Tuesday, September 6, 2016

Tender Memories and a Twofer Open House

Two Years Ago: Mid-August 2014

Still reeling from the August 12th news of the failure of David’s stem cell transplant, on which all our hopes had been pinned, we travel to a rental house on the Long Island Sound in Clinton, Connecticut for our annual “Summer Retreat” week with our children. Although David is neutropenic, with practically no immune system, it is safe for him to ride in the car and stay inside at the rental house.

In midweek Jim, David, and I drive back to MGH in Boston for a medical appointment. Sam tags along to visit with his longtime friend, Kyle. He comes in with us briefly to use the MGH internet network: the internet at our rental house is unreliable. Dr. Chen, the transplant doctor, sticks his head in. He’s surprised to see Sam, who lives in Utah, and says that there is a possible treatment, “donor lymphocyte infusion”. Similar to the original stem cell transplant, part of Sam’s blood will be harvested, but to collect white blood cells (lymphocytes) this time, not stem cells. Three units are harvested and frozen. After the proposed cytarabine chemo, when David’s own white cell count (including the leukemic ones) is at its lowest point, Sam’s lymphocytes will be infused into David, with the hope that they will identify the leukemic cells as foreign and kill them.

2016
My laptop’s screensaver is a slide show: when the computer is idle for one minute, the display shows all my photos, in random order. I enjoy watching them pass before my eyes. In fact, it’s tempting to stop working right now, long enough to start up the show.

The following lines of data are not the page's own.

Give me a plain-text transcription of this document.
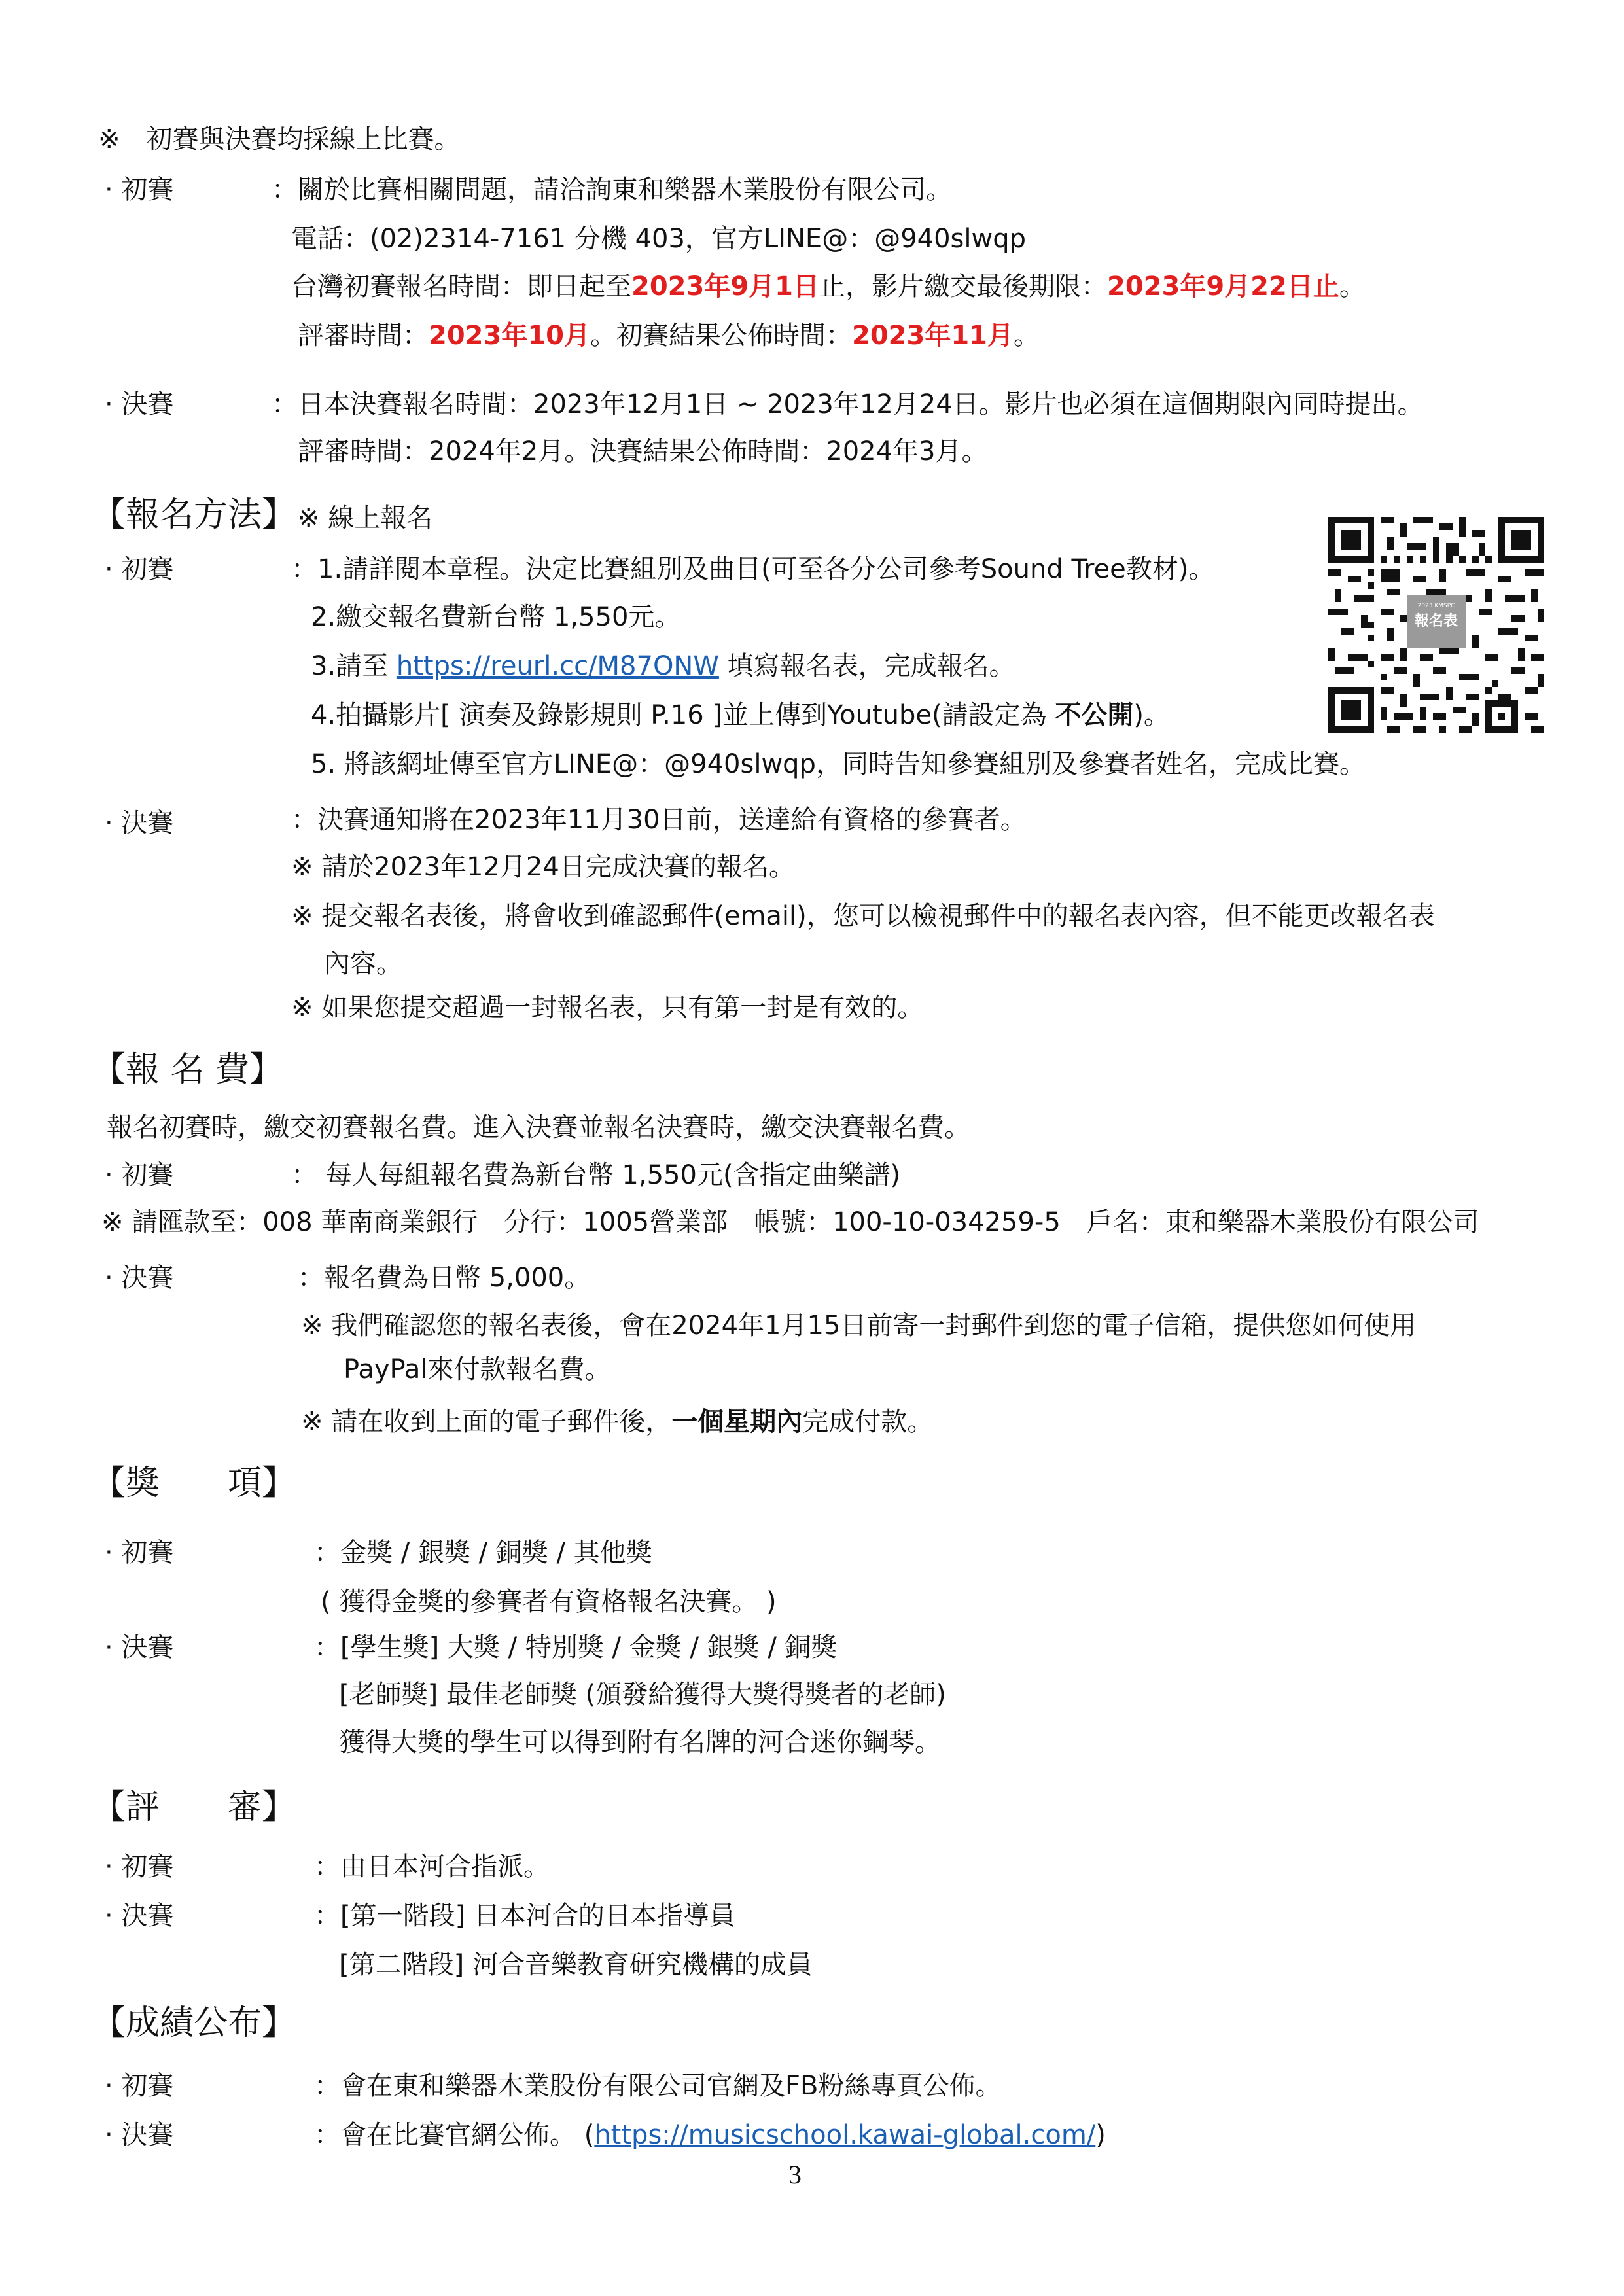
※　初賽與決賽均採線上比賽。
· 初賽	：關於比賽相關問題，請洽詢東和樂器木業股份有限公司。
電話：(02)2314-7161 分機 403，官方LINE@：@940slwqp
台灣初賽報名時間：即日起至2023年9月1日止，影片繳交最後期限：2023年9月22日止。
評審時間：2023年10月。初賽結果公佈時間：2023年11月。
· 決賽	：日本決賽報名時間：2023年12月1日 ~ 2023年12月24日。影片也必須在這個期限內同時提出。
評審時間：2024年2月。決賽結果公佈時間：2024年3月。
【報名方法】 ※ 線上報名
· 初賽	：1.請詳閱本章程。決定比賽組別及曲目(可至各分公司參考Sound Tree教材)。
2.繳交報名費新台幣 1,550元。
3.請至 https://reurl.cc/M87ONW 填寫報名表，完成報名。
4.拍攝影片[ 演奏及錄影規則 P.16 ]並上傳到Youtube(請設定為 不公開)。
5. 將該網址傳至官方LINE@：@940slwqp，同時告知參賽組別及參賽者姓名，完成比賽。
2023 KMSPC
報名表
· 決賽	：決賽通知將在2023年11月30日前，送達給有資格的參賽者。
※ 請於2023年12月24日完成決賽的報名。
※ 提交報名表後，將會收到確認郵件(email)，您可以檢視郵件中的報名表內容，但不能更改報名表
內容。
※ 如果您提交超過一封報名表，只有第一封是有效的。
【報 名 費】
報名初賽時，繳交初賽報名費。進入決賽並報名決賽時，繳交決賽報名費。
· 初賽	： 每人每組報名費為新台幣 1,550元(含指定曲樂譜)
※ 請匯款至：008 華南商業銀行　分行：1005營業部　帳號：100-10-034259-5　戶名：東和樂器木業股份有限公司
· 決賽	：報名費為日幣 5,000。
※ 我們確認您的報名表後，會在2024年1月15日前寄一封郵件到您的電子信箱，提供您如何使用
PayPal來付款報名費。
※ 請在收到上面的電子郵件後，一個星期內完成付款。
【獎　　項】
· 初賽	：金獎 / 銀獎 / 銅獎 / 其他獎
( 獲得金獎的參賽者有資格報名決賽。 )
· 決賽	：[學生獎] 大獎 / 特別獎 / 金獎 / 銀獎 / 銅獎
[老師獎] 最佳老師獎 (頒發給獲得大獎得獎者的老師)
獲得大獎的學生可以得到附有名牌的河合迷你鋼琴。
【評　　審】
· 初賽	：由日本河合指派。
· 決賽	：[第一階段] 日本河合的日本指導員
[第二階段] 河合音樂教育研究機構的成員
【成績公布】
· 初賽	：會在東和樂器木業股份有限公司官網及FB粉絲專頁公佈。
· 決賽	：會在比賽官網公佈。 (https://musicschool.kawai-global.com/)
3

One of my favorite photos is of David sitting on the floor at our Connecticut rental house. Andrew is in front of him and David is playing the doting uncle, though a little skeptical of Andrew’s sincerity. David is so present, so in the moment with his one-year-old nephew.
And David looks good. His beard is full, his frame no longer skeletal, his wry smile, well, wry. He’s gained 30 pounds from his low, though he’s still light at 6’1” and 170 lbs. Jim’s in the background, working on his laptop.





I’ve avoided working on this blog post for the past three weeks. August 2014 was an incredibly painful time after five months of intense stress. Dr. Fathi put David’s situation in dire terms. “If you were an older man, we’d be done now,” he says after David’s stem cell transplant failed. “But since you’re young, we can try some things”: toxic, maximum-strength, conventional chemotherapy and possibly clinical trials, if his heart damage doesn’t disqualify him.

And now, two years later, the painful realization that August 12, which was burned into my memory then, as an important date in the ongoing narrative, will now also be the yearly observance of the end of his mortal story.

I had anticipated with a mixture of joy and dread our 'Summer Retreat' this year. It would fall so soon after his first death anniversary, and awaken bittersweet memories of his last reunion. Then he had a minimal immune system and was quarantined. But he was alive and there was hope.

At the end of our Summer Retreat 2016 we hold a double open house. Sam and Savannah (Savam) were married last year, June 2, in the Bountiful Temple in Utah, when David was sick, unable to travel, and not expected to survive. I worried that David would die on their wedding day. Of course we didn’t plan an open house at our house that August. Instead of an open house, we held visiting hours at our home on August 16, just before David’s funeral at our church. There was no viewing; his body was at the U-Mass Medical School about to become a subject in a research project.

Annie and Shawn (Annli Shawston) were married June 10 of this year. With our leukemic son no longer alive,  we plan a summer party for both couples, a twofer.




It's a wonderful evening. For the first time, the ultra-thrifty (cheap, penny-pinching?) Johnstons hire a caterer. Xiomara arranges summery bouquets; R’el takes pictures. The weather invites us to spill out onto the deck to enjoy the perfect New England evening. The caterers turn the ‘fruit and cheese platter’ into a multi-level fruit and cheese creation, complete with cascading Concord grapes. A bright spot in a month of tender memories, a chance to share the joy of our newly married children with old friends.